Rachael Burks wants to be one of the wolves running with other wolves.
Two summers ago, laid up with an ankle injury and trying to make money for her next winter of filming, she got pissed off at the pay-to-play paradigm of ski movie appearances.
"My ski sponsor pulled out of the film company I was working with, so I had to get together $10,000 to film with them," she says. "I thought, 'that's the only way for me to advance my career. Gosh, if I don't make one of these movies, I'm backsliding.'"
She thought there should be another way way for female athletes who are underrepresented in major ski films to be able to promote themselves, even if they couldn't pay their way. "There are lots of women out there, but they're not getting a lot of exposure," she says. So she decided to build a platform and take video submissions from women across action sports.
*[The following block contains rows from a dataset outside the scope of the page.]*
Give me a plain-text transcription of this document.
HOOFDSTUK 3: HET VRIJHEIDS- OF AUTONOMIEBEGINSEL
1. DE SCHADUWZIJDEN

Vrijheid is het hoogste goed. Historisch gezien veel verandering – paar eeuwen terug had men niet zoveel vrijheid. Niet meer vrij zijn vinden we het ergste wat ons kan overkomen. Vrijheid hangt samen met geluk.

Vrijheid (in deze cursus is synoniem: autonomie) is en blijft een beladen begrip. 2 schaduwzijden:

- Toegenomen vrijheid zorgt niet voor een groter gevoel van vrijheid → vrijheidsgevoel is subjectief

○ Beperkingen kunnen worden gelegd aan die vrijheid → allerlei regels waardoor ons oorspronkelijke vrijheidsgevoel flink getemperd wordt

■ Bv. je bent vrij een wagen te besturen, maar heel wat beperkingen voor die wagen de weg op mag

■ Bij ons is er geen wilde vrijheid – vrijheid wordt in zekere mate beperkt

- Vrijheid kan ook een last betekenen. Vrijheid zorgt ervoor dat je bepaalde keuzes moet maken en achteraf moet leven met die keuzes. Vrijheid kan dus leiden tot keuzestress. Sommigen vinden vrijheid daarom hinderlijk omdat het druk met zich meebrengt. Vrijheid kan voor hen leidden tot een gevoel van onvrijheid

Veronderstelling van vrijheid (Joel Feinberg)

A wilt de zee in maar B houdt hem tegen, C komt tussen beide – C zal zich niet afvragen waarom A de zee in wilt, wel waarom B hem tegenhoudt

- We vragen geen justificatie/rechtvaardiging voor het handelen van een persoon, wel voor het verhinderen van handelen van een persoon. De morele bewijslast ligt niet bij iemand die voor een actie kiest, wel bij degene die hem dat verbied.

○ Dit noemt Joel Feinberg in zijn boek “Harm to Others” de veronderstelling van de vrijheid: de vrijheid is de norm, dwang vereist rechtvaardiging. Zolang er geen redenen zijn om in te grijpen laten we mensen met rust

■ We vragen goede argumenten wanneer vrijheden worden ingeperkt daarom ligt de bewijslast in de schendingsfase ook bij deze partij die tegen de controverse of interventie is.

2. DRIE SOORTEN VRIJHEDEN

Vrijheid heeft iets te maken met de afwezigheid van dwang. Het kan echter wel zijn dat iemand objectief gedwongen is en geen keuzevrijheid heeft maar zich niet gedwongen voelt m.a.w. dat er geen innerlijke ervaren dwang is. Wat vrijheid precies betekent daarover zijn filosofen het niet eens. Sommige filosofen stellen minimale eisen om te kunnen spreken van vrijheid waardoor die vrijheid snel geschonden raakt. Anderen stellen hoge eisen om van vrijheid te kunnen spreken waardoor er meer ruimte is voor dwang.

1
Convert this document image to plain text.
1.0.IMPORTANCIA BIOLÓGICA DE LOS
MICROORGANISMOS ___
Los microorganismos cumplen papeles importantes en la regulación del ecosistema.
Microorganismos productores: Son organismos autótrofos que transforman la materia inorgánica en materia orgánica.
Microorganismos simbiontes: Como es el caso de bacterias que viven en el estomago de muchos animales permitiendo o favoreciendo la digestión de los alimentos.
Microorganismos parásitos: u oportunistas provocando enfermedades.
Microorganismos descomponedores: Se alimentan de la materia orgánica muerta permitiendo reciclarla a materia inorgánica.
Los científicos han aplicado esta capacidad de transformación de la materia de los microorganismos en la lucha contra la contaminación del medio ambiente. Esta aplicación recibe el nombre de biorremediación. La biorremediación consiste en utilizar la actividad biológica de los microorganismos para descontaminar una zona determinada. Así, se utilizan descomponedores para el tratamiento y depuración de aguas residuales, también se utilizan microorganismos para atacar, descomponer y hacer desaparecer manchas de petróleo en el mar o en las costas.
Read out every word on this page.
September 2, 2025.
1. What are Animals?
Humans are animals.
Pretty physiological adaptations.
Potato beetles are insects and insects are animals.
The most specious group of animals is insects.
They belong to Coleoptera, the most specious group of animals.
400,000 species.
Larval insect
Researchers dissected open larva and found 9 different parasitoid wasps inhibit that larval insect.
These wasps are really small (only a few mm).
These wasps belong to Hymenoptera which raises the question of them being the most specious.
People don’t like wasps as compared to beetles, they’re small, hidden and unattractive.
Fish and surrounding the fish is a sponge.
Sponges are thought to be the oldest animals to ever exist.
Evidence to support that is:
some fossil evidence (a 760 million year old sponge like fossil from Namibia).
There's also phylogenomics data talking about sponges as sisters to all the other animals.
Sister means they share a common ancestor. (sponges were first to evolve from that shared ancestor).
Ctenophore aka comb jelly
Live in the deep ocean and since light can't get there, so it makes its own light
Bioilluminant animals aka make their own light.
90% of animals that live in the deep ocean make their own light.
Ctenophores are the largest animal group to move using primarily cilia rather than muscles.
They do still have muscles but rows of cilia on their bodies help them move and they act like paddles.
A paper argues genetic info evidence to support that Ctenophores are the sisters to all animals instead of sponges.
Femalewolfpack.com, Burks' video aggregation site, soft-launched earlier this month and goes live for real on January 1. She says she's already received more submissions than she can handle, and that the feedback, from both men and women, has all been positive. "It's turned into something a lot bigger than I thought it would be," she says. "People from all over the world are sending submissions in."
The site serves two purposes. It's a way for athletes to use the free magic of the Internet to get eyes on their edits and their skiing, but it's also—Burks hopes—a source of inspiration. She says the lack of visible female role models in skiing is hurting the sport, and that she wants the site (named after The Hangover) to give girls exposure to a ton of people to look up to.
"It's a bad representation of the women out there that you either have to be Sarah Burke or Ingrid Backstrom," Burks says. "It's like saying, 'you're either Wayne Gretzky or Michael Jordan, and if you're not, you better pull out now.' That's not true."